Continuing rises in the price of petrol could drive some motorists off the roads for good, according to a survey.
As many as 38% of drivers said they would give up motoring entirely within a year if prices at the pumps rise at the same rate as they have for the past 12 months.
An increase of between 14p and 15p a litre would lead to 85% of drivers changing their lifestyles, the survey by car valuation company Glass.co.uk found.
Just 2% of the 2,000 motorists polled felt the current price of fuel was reasonable, with 75% saying it was "out of control" or worse.
A rise of 14p to 15p a litre would mean 10% spending less on food at supermarkets, 11% socialising less and 7% cutting back on spending on clothes.
The poll also revealed that 37% were spending more on fuel than on utility bills, with 70% spending more on petrol than on holidays.
The average amount now being spent on fuel was £102 a month.

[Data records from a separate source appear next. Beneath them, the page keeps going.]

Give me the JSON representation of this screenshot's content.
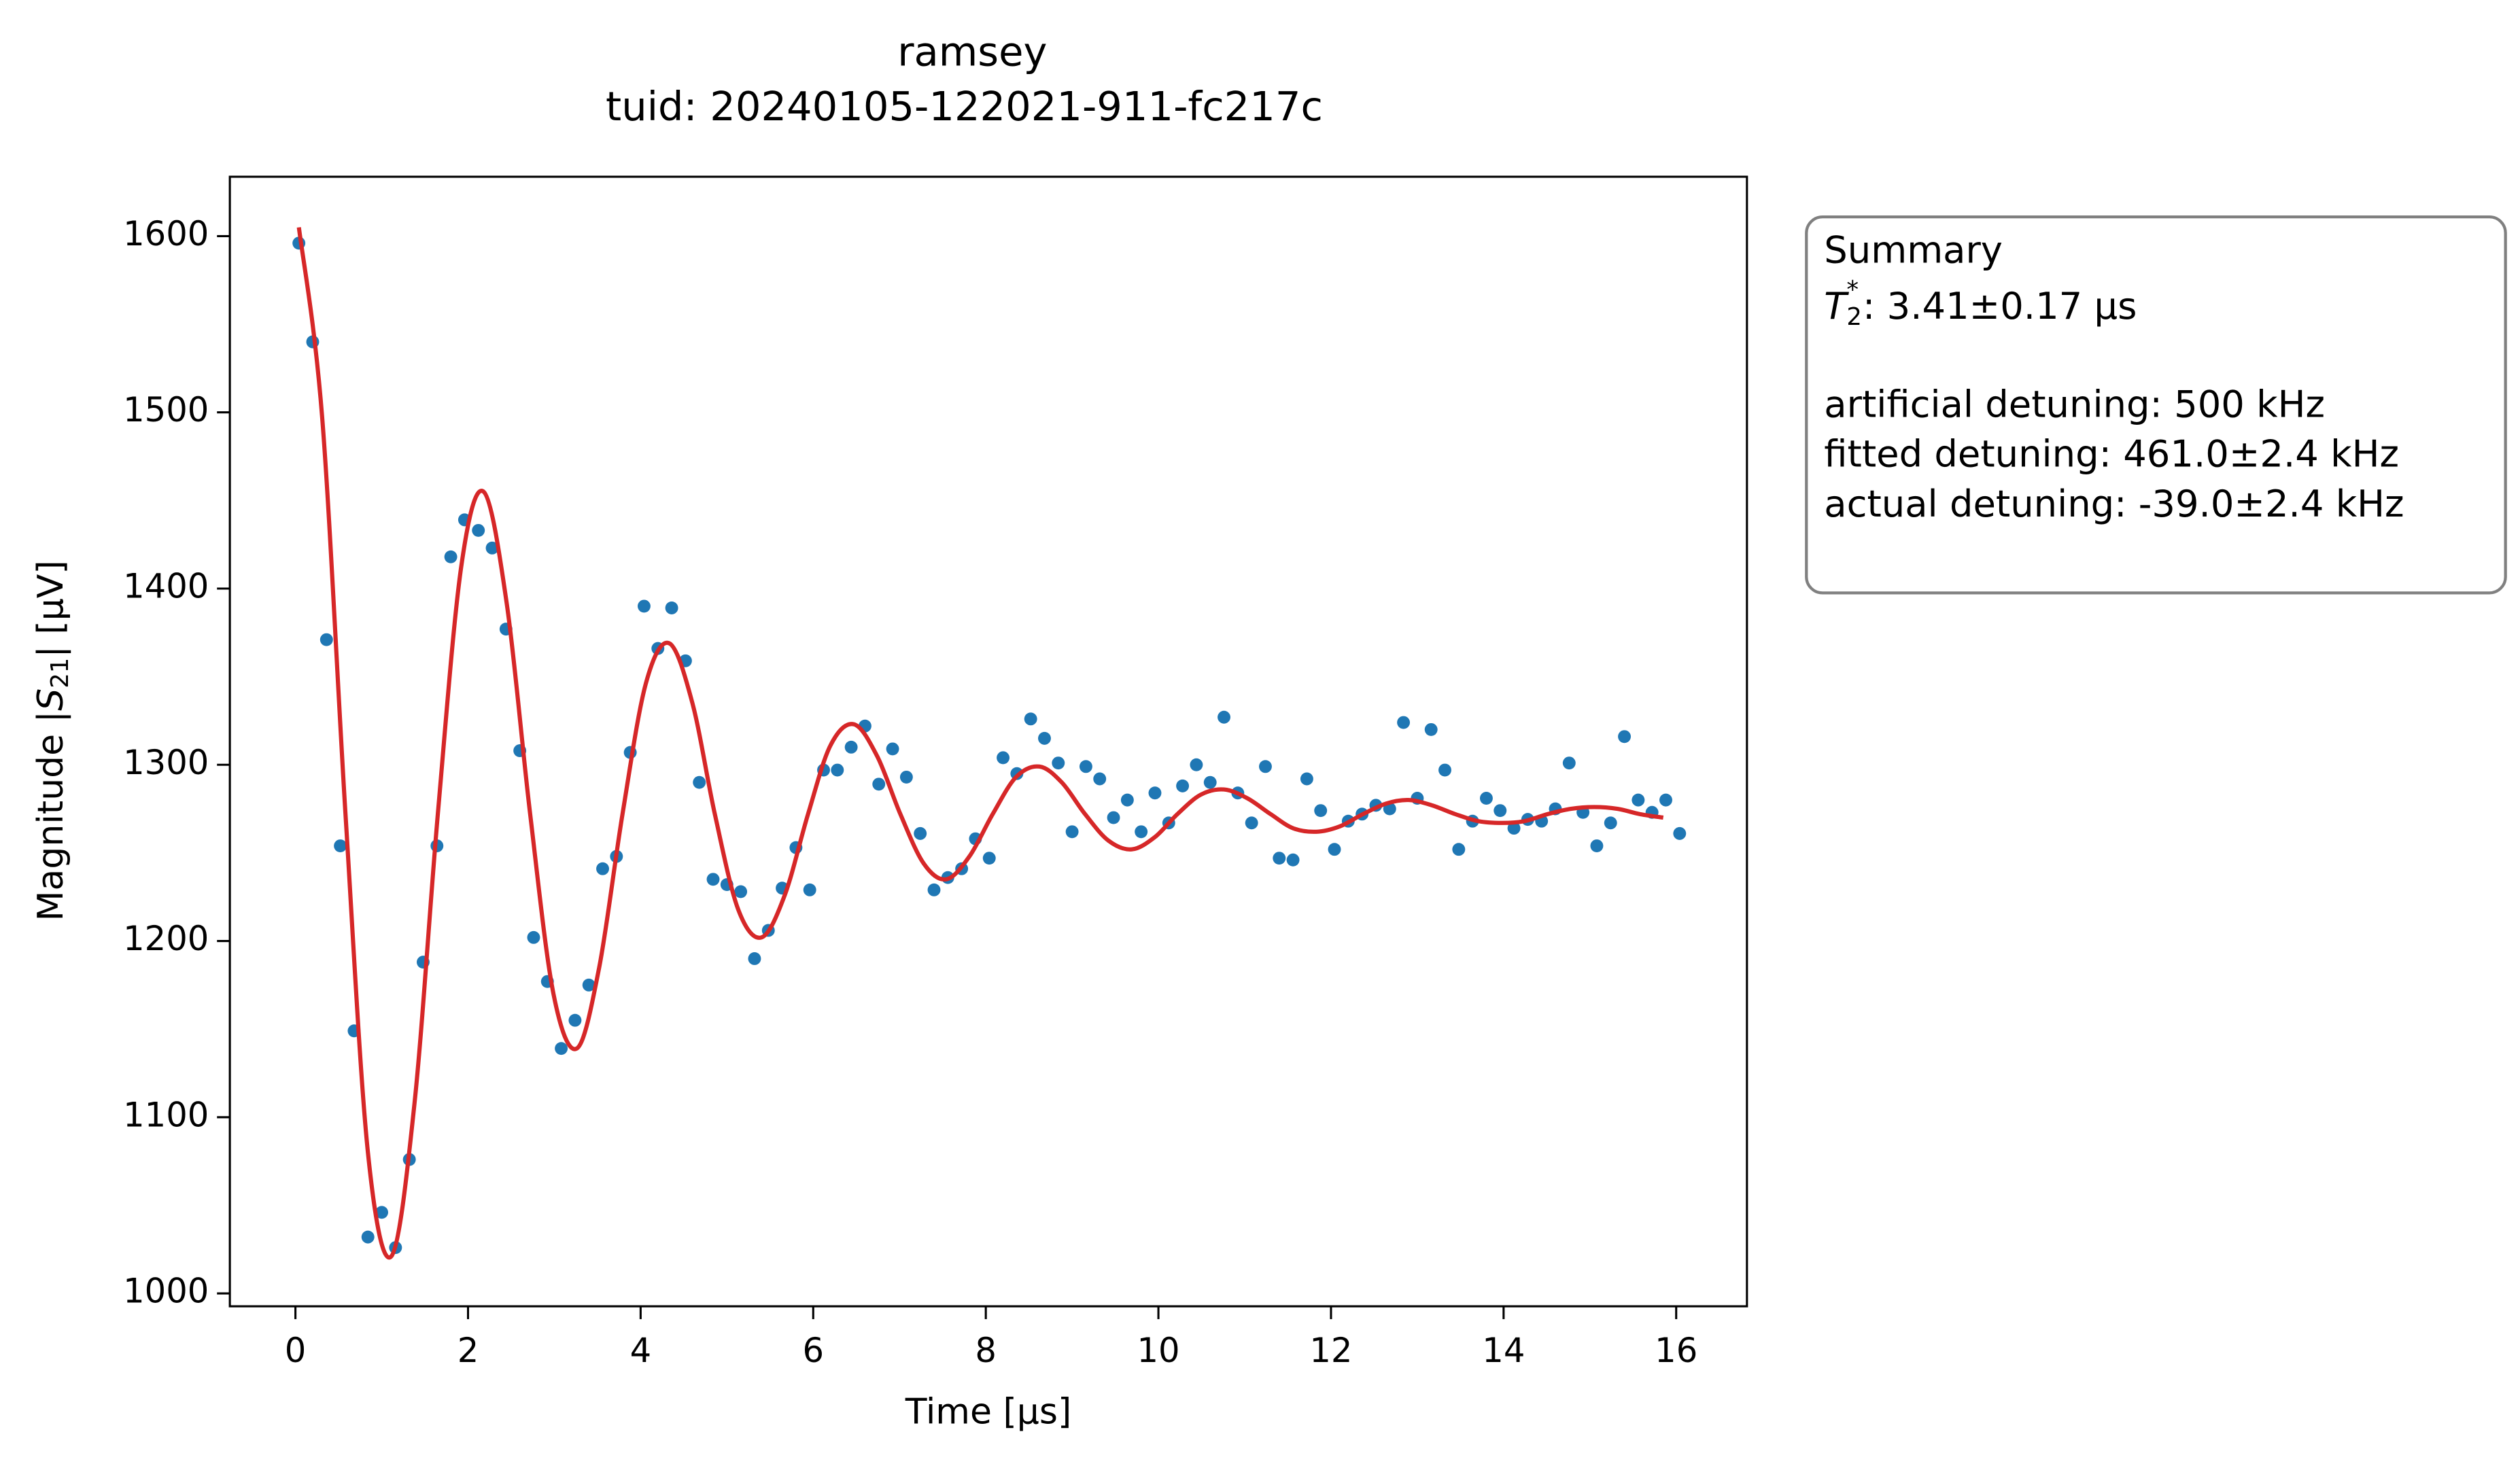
{
  "chart_data": {
    "type": "scatter",
    "title": "ramsey",
    "subtitle": "tuid: 20240105-122021-911-fc217c",
    "xlabel": "Time [µs]",
    "ylabel_parts": [
      "Magnitude |",
      "S",
      "21",
      "| [µV]"
    ],
    "xlim": [
      -0.76,
      16.82
    ],
    "ylim": [
      992.7,
      1633.7
    ],
    "xticks": [
      0,
      2,
      4,
      6,
      8,
      10,
      12,
      14,
      16
    ],
    "yticks": [
      1000,
      1100,
      1200,
      1300,
      1400,
      1500,
      1600
    ],
    "series": [
      {
        "type": "scatter",
        "color": "#1f77b4",
        "x": [
          0.04,
          0.2,
          0.36,
          0.52,
          0.68,
          0.84,
          1,
          1.16,
          1.32,
          1.48,
          1.64,
          1.8,
          1.96,
          2.12,
          2.28,
          2.44,
          2.6,
          2.76,
          2.92,
          3.08,
          3.24,
          3.4,
          3.56,
          3.72,
          3.88,
          4.04,
          4.2,
          4.36,
          4.52,
          4.68,
          4.84,
          5,
          5.16,
          5.32,
          5.48,
          5.64,
          5.8,
          5.96,
          6.12,
          6.28,
          6.44,
          6.6,
          6.76,
          6.92,
          7.08,
          7.24,
          7.4,
          7.56,
          7.72,
          7.88,
          8.04,
          8.2,
          8.36,
          8.52,
          8.68,
          8.84,
          9,
          9.16,
          9.32,
          9.48,
          9.64,
          9.8,
          9.96,
          10.12,
          10.28,
          10.44,
          10.6,
          10.76,
          10.92,
          11.08,
          11.24,
          11.4,
          11.56,
          11.72,
          11.88,
          12.04,
          12.2,
          12.36,
          12.52,
          12.68,
          12.84,
          13,
          13.16,
          13.32,
          13.48,
          13.64,
          13.8,
          13.96,
          14.12,
          14.28,
          14.44,
          14.6,
          14.76,
          14.92,
          15.08,
          15.24,
          15.4,
          15.56,
          15.72,
          15.88,
          16.04
        ],
        "values": [
          1596,
          1540,
          1371,
          1254,
          1149,
          1032,
          1046,
          1026,
          1076,
          1188,
          1254,
          1418,
          1439,
          1433,
          1423,
          1377,
          1308,
          1202,
          1177,
          1139,
          1155,
          1175,
          1241,
          1248,
          1307,
          1390,
          1366,
          1389,
          1359,
          1290,
          1235,
          1232,
          1228,
          1190,
          1206,
          1230,
          1253,
          1229,
          1297,
          1297,
          1310,
          1322,
          1289,
          1309,
          1293,
          1261,
          1229,
          1236,
          1241,
          1258,
          1247,
          1304,
          1295,
          1326,
          1315,
          1301,
          1262,
          1299,
          1292,
          1270,
          1280,
          1262,
          1284,
          1267,
          1288,
          1300,
          1290,
          1327,
          1284,
          1267,
          1299,
          1247,
          1246,
          1292,
          1274,
          1252,
          1268,
          1272,
          1277,
          1275,
          1324,
          1281,
          1320,
          1297,
          1252,
          1268,
          1281,
          1274,
          1264,
          1269,
          1268,
          1275,
          1301,
          1273,
          1254,
          1267,
          1316,
          1280,
          1273,
          1280,
          1261
        ]
      },
      {
        "type": "line",
        "color": "#d62728",
        "x": [
          0.04,
          0.31,
          0.58,
          0.84,
          1.11,
          1.38,
          1.65,
          1.92,
          2.18,
          2.45,
          2.72,
          2.99,
          3.26,
          3.52,
          3.79,
          4.06,
          4.33,
          4.6,
          4.86,
          5.13,
          5.4,
          5.67,
          5.94,
          6.2,
          6.47,
          6.74,
          7.01,
          7.28,
          7.54,
          7.81,
          8.08,
          8.35,
          8.62,
          8.88,
          9.15,
          9.42,
          9.69,
          9.96,
          10.22,
          10.49,
          10.76,
          11.03,
          11.3,
          11.56,
          11.83,
          12.1,
          12.37,
          12.64,
          12.9,
          13.17,
          13.44,
          13.71,
          13.98,
          14.24,
          14.51,
          14.78,
          15.05,
          15.32,
          15.58,
          15.85
        ],
        "values": [
          1605,
          1497,
          1272,
          1080,
          1021,
          1108,
          1272,
          1412,
          1455,
          1391,
          1272,
          1170,
          1139,
          1185,
          1272,
          1346,
          1369,
          1335,
          1272,
          1218,
          1202,
          1226,
          1272,
          1311,
          1323,
          1305,
          1272,
          1244,
          1235,
          1248,
          1272,
          1293,
          1299,
          1290,
          1272,
          1257,
          1252,
          1259,
          1272,
          1283,
          1286,
          1281,
          1272,
          1264,
          1262,
          1265,
          1272,
          1278,
          1280,
          1277,
          1272,
          1268,
          1267,
          1268,
          1272,
          1275,
          1276,
          1275,
          1272,
          1270
        ]
      }
    ],
    "text_box": {
      "title": "Summary",
      "t2_symbol": "T",
      "t2_sub": "2",
      "t2_sup": "*",
      "t2_value": ": 3.41±0.17 µs",
      "lines": [
        "artificial detuning: 500 kHz",
        "fitted detuning: 461.0±2.4 kHz",
        "actual detuning: -39.0±2.4 kHz"
      ]
    }
  }
}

Glass's managing editor Adrian Rushmore said: "This research demonstrates that Brits are reaching breaking point when it comes to petrol and diesel prices. Even a small rise will have a significant impact on the majority of motorists.
"We have seen in recent years that demand for high-powered, petrol engine cars is falling due to this. People simply can't afford the current fuel prices and are gravitating towards diesels and more fuel efficient models."